Recensione proposta da Mauro Tomelli
Il 2012 appena passato può a ben vedere essere l’anno in cui l’opera di John Cheever è tornata nelle librerie; i suoi racconti e i suoi scritti sono stati ristampati da Feltrinelli che ripropone finalmente uno dei più grandi scrittori americani del dopo guerra; un narratore che, senza una spiegazione logica, era scoparso dal panorama editoriale italiano.
La ricomparsa di Cheever sugli scaffali nazionali, ha sicuramente aiutato la riscoperta di un altro grande scrittore made in USA, le cui opere, fino a poco tempo fa, non erano ancora state tradotte: Stanley Elkin. Il Condominio del 1975 è appena stato stampato da Minimun Fax, casa editrice che già aveva proposto Magic Kingdom (da molti considerato il capalavoro dell’autore).
Il romanzo, apparentemente drammatico, racconta le vicende di una comitiva di bambini, malati terminali, che vengono accompagnati a Disneyland per una vacanza premio da una grottesca “squadra medica”: uno psicologo depresso, un’illustre medico e due infermieri, di cui uno gay e l’altra tabagista, tra l’atro dipendente da una curiosa forma di masturbazione cronica.

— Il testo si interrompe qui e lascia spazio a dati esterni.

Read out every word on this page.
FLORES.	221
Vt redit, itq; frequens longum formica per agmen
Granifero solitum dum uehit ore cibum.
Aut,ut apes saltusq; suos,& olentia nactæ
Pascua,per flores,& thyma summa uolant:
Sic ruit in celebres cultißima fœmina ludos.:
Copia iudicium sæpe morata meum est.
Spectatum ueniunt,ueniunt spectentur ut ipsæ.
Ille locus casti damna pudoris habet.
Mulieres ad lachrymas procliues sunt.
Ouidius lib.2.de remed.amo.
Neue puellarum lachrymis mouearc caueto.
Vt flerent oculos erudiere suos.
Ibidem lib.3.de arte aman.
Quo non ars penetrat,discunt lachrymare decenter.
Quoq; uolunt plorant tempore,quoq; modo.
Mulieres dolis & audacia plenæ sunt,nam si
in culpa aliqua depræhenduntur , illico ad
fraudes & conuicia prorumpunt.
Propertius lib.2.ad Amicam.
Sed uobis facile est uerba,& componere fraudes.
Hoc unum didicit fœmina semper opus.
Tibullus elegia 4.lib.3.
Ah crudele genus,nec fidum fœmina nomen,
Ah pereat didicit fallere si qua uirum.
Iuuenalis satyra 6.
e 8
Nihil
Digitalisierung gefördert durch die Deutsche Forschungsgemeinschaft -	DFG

Elkin, con un’ironia tagliente tipica dei grandi scrittori ebrei contemporanei (Roth e Bellow su tutti) dà vita ad un racconto dal pietismo drammatico, partorendo un’opera veramente spassosa.
Prossimi alla morte, affetti dalle più rare malattie, ma non per questo rassegnati a passare quel che resta delle loro brevi vite a chiedersi “perche proprio a me”, questi piccoli folletti sfortunati sono determinati a godersi la più bella esperienza della loro disgraziata vita. A capitanare le folli guide turistiche Eddy Bale, fresco di separazione e padre di un malato terminale che ha fatto commuovere il Regno Unito intero, anch’egli determinato a trasformate questa “vacanza” in una specie di missione filantropica. Per riuscire nel suo intento Bale si rivolgerà alla regina d’Inghilterra, la quale darà prova del proprio misericordioso senso di generosità donando, o meglio, dando in prestito, un assegno di cinquanta sterline che dovrebbe servire a Bale come specchietto per le allodole per raccogliere i fondo necessari per l’organizzazione della gita.
Il tutto procede lungo i binari del grottesco, al limite con la verosimiglianza, senza mai uscire dai canoni della realtà; insomma tutto è credibile anche se frutto di una inventiva e di un fantasia dissacrante che pochi scrittori americani, a mio avviso, hanno saputo mettere su carta. Si ha la senzazione che Elkin sia un vero maestro nel mixare in modo del tutto singolare, sprazzi di ironica comicità alla Groucho Marx con una cruda e intensa drammaticità.
Interessante per capire la scrittura Stanley Elkin è il bellissimo saggio di prefazione di Rick Moody che paragona la geniale ma a volte impegnativa narrazione dell’autore, a un assolo di Wayne Shorter nel suo periodo Milesiano, con le improvvise e lunghe esplosioni di sax di; Elkin pare usale la stessa scrittura musicale per elevare il climax del racconto, come se alcune delle sue parti fossero assoli funzionali all’armonia della narrazione. Geniale e poetico.